A new exhibition marking fifty years since the Battle of the Bogside in Londonderry has opened in the city.
Free Derry Lives, curated by the Bloody Sunday Trust, aims to specifically remember those who "didn't make the history books".
Organisers say it documents the role of the people of the Bogside in a monumental time in the city's history.
It runs at the city's Guildhall until Thursday, before moving to a permanent home in the Museum of Free Derry.
Maeve McLaughlin from the Bloody Sunday Trust says each story comes from the "ordinary people living in extraordinary times."
The Battle of the Bogside in August 1969 is regarded as one of the first major confrontations in what was to become the Troubles.

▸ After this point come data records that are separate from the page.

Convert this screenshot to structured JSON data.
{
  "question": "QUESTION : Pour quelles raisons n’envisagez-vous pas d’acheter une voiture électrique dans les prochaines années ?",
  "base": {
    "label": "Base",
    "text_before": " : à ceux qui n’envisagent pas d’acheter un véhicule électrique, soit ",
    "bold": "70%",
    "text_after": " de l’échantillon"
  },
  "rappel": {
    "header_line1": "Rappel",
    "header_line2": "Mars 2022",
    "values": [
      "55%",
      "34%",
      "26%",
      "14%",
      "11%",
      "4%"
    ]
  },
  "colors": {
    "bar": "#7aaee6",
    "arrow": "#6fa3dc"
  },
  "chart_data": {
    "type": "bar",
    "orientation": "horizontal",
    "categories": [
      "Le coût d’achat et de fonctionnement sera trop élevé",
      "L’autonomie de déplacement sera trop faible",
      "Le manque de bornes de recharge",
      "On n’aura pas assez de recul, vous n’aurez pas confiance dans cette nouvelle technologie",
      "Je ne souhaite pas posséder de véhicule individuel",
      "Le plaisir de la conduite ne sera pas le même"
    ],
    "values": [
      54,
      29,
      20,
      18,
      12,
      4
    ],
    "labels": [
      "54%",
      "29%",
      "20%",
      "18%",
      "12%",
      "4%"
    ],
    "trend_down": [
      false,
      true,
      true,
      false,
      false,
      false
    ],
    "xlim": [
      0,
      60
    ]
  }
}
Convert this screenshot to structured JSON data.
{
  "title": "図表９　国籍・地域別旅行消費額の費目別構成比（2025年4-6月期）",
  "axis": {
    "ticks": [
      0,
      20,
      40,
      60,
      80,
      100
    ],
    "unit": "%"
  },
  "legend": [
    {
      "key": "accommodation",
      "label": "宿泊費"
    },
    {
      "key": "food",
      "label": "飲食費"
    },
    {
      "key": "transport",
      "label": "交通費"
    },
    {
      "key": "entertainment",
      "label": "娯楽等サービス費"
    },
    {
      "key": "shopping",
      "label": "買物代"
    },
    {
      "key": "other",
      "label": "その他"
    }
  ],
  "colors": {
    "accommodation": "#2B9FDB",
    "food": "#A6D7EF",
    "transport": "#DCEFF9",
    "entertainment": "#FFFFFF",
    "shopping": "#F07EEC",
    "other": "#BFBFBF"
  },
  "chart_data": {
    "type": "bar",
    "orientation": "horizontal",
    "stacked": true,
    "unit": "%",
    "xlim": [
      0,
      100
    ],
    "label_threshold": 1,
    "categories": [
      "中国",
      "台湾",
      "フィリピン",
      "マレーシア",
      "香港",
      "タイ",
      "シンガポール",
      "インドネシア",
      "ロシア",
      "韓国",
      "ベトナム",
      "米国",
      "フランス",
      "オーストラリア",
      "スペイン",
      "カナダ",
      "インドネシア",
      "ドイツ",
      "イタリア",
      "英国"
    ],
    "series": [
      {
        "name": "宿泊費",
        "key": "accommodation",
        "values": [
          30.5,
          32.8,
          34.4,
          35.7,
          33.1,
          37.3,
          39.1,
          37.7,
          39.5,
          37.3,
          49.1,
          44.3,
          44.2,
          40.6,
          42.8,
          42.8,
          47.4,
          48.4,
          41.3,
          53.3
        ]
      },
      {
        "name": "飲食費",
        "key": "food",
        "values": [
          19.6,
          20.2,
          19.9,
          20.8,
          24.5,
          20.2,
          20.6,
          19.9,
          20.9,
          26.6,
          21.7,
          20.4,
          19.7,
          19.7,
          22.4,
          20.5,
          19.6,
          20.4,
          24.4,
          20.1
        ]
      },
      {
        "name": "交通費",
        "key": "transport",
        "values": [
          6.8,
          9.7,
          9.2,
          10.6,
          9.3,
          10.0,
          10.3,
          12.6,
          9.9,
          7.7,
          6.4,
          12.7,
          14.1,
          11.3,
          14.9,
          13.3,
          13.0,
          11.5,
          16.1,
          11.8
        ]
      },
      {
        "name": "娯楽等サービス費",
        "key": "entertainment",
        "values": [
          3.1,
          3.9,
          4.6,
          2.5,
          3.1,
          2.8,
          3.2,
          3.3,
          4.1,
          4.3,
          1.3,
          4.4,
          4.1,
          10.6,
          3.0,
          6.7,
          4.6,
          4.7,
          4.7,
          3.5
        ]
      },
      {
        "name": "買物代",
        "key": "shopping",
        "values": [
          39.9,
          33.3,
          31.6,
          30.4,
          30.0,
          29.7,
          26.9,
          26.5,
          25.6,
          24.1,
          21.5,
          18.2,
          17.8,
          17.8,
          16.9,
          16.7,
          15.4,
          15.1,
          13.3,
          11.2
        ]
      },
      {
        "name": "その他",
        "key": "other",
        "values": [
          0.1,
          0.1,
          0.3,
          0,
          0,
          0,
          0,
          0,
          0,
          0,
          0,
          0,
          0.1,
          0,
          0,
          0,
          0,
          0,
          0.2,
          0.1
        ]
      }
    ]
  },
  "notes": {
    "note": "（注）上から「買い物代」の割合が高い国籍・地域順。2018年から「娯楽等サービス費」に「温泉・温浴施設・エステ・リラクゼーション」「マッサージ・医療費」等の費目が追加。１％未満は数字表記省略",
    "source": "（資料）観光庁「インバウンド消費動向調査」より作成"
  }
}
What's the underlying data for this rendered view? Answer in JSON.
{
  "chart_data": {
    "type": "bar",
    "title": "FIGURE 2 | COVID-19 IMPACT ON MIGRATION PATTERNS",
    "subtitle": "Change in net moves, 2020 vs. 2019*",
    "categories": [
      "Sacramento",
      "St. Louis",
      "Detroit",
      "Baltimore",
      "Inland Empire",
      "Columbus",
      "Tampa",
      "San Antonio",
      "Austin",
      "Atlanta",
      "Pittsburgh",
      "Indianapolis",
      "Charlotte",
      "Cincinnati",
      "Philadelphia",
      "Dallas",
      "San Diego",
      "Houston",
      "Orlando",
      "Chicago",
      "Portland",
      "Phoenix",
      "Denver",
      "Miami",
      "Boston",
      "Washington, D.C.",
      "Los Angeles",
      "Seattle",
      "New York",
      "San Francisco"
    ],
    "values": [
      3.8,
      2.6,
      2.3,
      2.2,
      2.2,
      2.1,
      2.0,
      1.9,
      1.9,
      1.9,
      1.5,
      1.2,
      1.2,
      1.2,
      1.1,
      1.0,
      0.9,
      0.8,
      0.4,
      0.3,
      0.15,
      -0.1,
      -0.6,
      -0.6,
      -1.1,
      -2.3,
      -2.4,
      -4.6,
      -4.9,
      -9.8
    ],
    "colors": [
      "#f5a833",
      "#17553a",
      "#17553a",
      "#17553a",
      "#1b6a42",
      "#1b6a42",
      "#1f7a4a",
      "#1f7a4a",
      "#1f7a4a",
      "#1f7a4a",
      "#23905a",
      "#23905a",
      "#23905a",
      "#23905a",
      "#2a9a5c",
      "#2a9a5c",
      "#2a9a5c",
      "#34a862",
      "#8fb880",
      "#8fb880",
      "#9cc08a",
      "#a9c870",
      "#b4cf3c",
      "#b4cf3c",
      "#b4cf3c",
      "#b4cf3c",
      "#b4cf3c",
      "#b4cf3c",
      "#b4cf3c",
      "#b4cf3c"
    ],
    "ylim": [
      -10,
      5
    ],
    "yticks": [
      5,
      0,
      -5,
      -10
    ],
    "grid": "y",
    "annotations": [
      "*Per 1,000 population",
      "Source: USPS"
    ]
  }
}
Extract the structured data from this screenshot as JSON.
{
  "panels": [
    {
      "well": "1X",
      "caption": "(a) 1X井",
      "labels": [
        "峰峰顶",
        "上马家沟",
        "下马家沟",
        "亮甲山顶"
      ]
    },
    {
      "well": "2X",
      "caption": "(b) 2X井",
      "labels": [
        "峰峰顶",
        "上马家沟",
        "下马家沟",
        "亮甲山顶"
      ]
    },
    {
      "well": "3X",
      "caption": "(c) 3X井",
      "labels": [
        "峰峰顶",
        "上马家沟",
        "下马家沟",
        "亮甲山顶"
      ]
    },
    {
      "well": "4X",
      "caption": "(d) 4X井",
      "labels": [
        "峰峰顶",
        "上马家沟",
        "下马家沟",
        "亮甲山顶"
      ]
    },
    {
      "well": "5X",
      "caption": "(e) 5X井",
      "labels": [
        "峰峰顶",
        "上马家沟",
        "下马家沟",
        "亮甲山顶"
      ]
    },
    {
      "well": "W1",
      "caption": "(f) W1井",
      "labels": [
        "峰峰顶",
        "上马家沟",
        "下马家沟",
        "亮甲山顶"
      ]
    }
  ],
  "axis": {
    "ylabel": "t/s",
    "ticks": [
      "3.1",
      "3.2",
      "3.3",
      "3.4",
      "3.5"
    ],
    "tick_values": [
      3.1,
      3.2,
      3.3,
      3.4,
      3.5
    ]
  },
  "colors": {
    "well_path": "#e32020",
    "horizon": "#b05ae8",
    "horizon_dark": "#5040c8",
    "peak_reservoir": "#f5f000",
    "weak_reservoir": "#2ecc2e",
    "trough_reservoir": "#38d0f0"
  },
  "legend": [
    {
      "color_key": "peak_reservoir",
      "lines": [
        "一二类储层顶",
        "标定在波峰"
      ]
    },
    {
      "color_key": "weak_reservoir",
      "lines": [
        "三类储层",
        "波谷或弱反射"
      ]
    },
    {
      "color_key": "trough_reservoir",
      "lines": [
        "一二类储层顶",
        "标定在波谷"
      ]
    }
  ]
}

Three days of rising tensions between the nationalist residents of the Bogside in Derry and the RUC (Royal Ulster Constabulary) over an Apprentice Boys parade brought British troops on to the streets of Northern Ireland for the first time.
After three days of fighting, a truce was called and the barricades surrounding the Bogside were replaced by a white line.
"It was a time when effectively over three days and two nights the Bogside became Free Derry," Ms McLaughlin said.
She added: "I feel it was a monumental time in the city's history, a time when ordinary people stood up, ordinary people protested, ordinary people rioted, ordinary people organised, ordinary people staffed the barricades and ordinary people looked after the wounded," Ms McLaughlin said.
"This exhibition looks at just that, at the ordinary people living in extraordinary times."
It has been compiled from contributions from those who were there or from relatives.
Ms McLaughlin said among those to feature are Annie McCourt.
"Annie's whole life was about resistance," she said.
"She was affectionately known as Annie 'Binlid'. People of a certain age will recollect the history of the bin lid as a symbol of resistance and how it was used to alert communities when British army and police were coming into areas."
The exhibition will continue to evolve as more contributors come forward, Ms McLaughlin added, and as it moves to its permanent museum home.
The mayor of Derry Michaela Boyle said the exhibition provided a "unique opportunity for those who played a role and participated in the civil rights era regardless of how big or small that part was to tell their story."